Decreased reimbursement and inability to obtain reasonable in-network rates coupled with higher operational costs for quality reporting and technology upgrades forced many smaller practices to close or sell to larger groups. Smaller hospitals lack the economies of scale and physician networks required to achieve care coordination at a lower cost. Many rural hospitals are on the verge of collapse due to lower patient volumes, poor payor mixes, and high deductible plans that create uncollectable bad debt. The number of hospital administrators and managers has grown almost exponentially as has the number of regulations that mandate measurement and reporting of quality, safety, and patient experience metrics. Less and less of the health care dollar is spent on actual patient care. Many counties in the United States are now monopolized by one or two insurance companies and health systems—leaving less competition, less choice, and potentially higher costs.
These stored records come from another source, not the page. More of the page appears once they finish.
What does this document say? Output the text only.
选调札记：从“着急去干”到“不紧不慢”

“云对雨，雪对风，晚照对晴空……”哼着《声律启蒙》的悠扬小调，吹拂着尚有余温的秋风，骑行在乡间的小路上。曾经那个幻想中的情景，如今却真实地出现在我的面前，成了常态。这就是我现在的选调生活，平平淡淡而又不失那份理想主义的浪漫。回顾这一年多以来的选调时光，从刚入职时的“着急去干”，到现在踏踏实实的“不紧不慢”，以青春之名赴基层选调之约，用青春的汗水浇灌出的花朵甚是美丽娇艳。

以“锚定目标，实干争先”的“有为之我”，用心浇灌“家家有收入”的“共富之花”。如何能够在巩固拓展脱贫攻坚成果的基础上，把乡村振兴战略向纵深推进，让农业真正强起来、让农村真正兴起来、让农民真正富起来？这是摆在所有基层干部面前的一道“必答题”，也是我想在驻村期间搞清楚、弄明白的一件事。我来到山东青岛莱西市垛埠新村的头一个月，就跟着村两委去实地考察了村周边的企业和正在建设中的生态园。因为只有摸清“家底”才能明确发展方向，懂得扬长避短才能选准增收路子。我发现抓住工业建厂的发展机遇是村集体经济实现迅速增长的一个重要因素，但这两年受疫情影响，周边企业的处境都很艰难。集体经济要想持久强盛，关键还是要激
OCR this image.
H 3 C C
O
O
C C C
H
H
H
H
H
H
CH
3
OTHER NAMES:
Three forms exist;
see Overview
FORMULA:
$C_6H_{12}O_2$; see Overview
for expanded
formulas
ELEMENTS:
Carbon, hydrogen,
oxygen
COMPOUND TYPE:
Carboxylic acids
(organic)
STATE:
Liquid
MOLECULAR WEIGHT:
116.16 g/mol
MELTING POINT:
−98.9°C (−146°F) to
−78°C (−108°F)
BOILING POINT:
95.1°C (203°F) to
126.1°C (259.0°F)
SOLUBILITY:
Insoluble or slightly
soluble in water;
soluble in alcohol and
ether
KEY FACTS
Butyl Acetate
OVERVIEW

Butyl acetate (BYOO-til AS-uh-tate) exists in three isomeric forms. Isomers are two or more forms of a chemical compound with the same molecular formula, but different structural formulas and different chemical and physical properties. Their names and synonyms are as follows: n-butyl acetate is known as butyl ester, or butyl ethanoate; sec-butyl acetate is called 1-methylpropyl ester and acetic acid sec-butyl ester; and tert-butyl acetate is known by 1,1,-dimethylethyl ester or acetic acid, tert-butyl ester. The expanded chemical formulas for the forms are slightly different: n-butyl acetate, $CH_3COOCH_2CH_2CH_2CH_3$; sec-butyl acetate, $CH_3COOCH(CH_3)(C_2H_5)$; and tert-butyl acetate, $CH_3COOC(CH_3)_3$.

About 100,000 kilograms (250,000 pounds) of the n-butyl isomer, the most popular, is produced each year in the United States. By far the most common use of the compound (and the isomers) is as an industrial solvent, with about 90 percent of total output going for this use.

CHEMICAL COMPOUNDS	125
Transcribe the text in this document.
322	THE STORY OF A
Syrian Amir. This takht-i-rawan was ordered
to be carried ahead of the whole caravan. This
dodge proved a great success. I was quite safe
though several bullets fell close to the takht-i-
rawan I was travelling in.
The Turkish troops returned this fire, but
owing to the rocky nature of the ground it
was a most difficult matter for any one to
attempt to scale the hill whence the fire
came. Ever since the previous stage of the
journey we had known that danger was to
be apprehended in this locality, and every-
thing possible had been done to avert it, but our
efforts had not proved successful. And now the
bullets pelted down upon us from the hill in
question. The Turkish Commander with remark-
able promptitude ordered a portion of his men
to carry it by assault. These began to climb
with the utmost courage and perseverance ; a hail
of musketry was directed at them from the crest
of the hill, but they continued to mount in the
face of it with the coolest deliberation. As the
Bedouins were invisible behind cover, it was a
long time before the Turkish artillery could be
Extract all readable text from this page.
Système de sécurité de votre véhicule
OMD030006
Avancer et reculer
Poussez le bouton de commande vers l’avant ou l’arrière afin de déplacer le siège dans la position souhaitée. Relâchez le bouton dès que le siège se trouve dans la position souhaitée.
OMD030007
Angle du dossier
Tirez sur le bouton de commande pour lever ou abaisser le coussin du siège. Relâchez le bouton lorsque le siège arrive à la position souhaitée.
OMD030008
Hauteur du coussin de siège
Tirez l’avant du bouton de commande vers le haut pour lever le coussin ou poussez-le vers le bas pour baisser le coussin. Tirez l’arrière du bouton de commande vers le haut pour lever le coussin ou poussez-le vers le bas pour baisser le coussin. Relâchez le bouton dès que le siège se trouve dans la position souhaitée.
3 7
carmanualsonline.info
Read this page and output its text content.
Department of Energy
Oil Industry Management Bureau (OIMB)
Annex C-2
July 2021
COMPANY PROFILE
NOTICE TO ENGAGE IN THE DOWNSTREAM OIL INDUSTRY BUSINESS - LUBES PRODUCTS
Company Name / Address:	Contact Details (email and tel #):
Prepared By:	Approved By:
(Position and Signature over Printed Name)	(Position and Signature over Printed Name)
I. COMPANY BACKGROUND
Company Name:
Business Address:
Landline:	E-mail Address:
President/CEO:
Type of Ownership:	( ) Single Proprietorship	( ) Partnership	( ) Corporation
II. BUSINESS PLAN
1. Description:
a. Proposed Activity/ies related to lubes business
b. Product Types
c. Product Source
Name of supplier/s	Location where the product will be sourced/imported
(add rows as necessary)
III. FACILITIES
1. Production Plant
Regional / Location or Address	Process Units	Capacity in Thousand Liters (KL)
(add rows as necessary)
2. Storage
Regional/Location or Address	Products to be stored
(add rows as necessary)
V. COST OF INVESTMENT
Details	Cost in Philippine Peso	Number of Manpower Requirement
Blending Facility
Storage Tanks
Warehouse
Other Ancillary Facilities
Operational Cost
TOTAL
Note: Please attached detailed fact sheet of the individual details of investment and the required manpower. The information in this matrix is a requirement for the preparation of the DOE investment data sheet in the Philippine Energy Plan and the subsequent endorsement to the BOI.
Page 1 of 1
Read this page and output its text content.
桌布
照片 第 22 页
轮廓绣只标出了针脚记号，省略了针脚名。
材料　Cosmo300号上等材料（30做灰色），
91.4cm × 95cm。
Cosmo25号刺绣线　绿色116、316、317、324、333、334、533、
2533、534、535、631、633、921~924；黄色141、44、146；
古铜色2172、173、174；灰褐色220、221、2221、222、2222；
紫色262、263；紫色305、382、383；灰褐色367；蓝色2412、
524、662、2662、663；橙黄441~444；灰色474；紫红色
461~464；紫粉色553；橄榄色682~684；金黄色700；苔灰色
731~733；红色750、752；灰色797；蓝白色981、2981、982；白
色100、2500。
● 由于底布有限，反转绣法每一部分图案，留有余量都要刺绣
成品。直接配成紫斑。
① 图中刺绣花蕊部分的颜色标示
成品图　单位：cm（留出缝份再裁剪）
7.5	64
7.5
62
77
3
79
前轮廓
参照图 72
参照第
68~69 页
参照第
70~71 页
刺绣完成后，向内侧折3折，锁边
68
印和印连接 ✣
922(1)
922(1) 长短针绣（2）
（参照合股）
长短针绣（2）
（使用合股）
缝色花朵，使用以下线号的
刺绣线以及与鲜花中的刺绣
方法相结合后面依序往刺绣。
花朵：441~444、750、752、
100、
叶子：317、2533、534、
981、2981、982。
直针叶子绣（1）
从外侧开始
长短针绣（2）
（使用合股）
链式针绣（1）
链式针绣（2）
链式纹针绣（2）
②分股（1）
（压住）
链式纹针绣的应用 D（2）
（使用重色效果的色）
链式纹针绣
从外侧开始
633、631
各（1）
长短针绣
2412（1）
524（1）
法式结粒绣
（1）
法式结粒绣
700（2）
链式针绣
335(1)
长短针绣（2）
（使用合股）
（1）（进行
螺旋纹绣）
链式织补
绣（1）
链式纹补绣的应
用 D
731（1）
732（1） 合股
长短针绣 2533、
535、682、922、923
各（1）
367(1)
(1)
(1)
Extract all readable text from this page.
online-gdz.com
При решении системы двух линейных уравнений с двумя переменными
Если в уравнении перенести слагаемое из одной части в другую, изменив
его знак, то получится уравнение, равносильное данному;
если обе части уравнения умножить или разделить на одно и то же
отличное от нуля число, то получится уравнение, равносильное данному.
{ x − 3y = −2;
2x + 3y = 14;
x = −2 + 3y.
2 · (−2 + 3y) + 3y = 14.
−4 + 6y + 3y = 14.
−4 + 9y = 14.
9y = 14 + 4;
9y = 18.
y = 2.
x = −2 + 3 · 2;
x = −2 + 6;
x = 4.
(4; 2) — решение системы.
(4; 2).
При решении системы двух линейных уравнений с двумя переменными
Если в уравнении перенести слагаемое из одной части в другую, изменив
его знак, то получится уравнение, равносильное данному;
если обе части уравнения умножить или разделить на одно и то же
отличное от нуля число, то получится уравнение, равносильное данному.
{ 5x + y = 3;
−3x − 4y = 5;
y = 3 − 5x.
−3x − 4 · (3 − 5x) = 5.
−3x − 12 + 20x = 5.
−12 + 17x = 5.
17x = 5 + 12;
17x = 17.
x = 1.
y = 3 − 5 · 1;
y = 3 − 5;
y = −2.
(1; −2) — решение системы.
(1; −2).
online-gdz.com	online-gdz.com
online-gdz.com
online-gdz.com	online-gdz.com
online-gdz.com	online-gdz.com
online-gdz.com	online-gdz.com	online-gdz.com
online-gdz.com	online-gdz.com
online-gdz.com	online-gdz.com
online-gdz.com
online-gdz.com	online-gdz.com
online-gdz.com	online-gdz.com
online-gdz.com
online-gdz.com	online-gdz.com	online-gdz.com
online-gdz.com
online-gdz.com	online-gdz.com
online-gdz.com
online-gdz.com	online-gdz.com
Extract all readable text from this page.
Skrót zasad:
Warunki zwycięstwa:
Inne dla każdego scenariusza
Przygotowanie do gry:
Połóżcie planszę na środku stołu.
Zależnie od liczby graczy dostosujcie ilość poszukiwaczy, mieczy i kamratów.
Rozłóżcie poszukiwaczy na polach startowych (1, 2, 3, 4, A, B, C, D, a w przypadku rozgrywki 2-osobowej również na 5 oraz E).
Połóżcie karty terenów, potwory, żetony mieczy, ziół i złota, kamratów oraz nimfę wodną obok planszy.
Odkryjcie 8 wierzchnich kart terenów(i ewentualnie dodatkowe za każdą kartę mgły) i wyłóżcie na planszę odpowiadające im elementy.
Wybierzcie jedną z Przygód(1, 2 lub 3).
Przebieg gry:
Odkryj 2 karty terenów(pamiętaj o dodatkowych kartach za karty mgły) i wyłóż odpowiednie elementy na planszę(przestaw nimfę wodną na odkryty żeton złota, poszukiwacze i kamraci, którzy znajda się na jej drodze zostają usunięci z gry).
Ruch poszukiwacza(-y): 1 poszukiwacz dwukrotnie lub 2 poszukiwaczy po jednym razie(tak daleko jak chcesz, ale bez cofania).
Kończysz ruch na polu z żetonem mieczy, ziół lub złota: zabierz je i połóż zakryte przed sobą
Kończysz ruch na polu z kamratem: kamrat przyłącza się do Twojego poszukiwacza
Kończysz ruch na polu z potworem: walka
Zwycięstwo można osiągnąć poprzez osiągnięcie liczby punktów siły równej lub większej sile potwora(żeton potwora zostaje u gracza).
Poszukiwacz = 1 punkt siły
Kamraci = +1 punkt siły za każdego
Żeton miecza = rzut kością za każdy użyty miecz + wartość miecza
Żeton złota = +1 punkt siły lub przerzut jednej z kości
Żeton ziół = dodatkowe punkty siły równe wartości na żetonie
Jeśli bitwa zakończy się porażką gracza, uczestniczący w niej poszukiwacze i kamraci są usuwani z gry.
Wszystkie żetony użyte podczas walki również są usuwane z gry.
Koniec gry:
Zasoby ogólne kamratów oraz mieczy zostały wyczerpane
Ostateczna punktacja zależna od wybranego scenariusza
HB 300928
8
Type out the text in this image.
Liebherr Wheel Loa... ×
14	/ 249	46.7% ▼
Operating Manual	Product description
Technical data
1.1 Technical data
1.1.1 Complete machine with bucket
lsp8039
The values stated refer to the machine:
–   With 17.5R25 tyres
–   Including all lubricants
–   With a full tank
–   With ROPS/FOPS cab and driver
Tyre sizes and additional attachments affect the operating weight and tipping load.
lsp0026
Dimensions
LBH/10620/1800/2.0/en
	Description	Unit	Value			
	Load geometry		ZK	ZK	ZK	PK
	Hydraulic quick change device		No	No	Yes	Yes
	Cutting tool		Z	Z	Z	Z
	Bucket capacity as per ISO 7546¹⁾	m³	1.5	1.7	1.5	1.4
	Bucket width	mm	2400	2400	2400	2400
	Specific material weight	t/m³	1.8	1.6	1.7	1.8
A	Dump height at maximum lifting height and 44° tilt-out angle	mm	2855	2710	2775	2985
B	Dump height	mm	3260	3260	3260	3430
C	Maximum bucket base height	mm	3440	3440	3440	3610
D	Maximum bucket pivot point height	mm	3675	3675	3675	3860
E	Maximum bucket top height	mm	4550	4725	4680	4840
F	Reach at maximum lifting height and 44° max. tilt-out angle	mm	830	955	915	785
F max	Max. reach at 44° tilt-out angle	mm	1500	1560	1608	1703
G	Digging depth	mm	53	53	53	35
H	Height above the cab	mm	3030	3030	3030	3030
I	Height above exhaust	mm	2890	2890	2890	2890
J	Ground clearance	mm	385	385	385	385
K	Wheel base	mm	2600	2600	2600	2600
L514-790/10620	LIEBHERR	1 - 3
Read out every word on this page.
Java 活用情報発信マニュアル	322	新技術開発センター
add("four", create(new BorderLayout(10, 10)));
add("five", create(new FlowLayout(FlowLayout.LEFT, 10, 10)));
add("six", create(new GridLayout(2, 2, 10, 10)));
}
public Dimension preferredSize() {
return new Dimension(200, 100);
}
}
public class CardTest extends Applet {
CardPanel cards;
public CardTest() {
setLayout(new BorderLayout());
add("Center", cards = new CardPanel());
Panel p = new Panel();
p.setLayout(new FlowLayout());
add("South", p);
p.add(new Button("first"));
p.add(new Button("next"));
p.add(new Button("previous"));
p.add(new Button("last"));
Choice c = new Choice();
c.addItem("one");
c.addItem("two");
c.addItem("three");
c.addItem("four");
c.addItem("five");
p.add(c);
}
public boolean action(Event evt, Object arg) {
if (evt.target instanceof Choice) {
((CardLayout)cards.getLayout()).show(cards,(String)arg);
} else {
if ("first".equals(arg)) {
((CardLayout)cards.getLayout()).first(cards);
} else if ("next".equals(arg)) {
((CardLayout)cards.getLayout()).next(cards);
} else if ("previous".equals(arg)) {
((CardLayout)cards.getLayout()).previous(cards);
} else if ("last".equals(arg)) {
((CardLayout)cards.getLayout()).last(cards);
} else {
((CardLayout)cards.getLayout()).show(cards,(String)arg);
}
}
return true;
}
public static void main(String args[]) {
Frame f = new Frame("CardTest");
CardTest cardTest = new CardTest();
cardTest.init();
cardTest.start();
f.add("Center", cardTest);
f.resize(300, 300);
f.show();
The role of private equity in physician practice is a complex topic that is controversial and potentially divisive. The evolution and maturation of large, clinically integrated physician staffing models was a predictable response to recent market forces and large-scale consolidation across the entire health care industry. The extent to which emergency physician group leadership is being supplanted by non-clinical corporate executive leadership varies across groups. We need to ask the tough questions and study the impact that different employment and leadership models have on our practice, autonomy, and the health of our patients. We need to ensure that our employers and other business entities that maintain ownership in our practices prioritize patient care and physician independent decision making. Whether we are employed by a hospital, small group, or larger physician organization, there will be increasing financial pressures that will impact us all.
I believe it is the job of the ACEP President to represent and advocate for all emergency physicians, regardless of whom they work for. We all practice under the same tent of emergency medicine, and we have real enemies that will use to their advantage any divisiveness and rancor among our ranks. ACEP must focus on goals that enhance the practice environment of all emergency physicians. We need protections in all practice settings, and ACEP is well positioned to be a champion for each of us.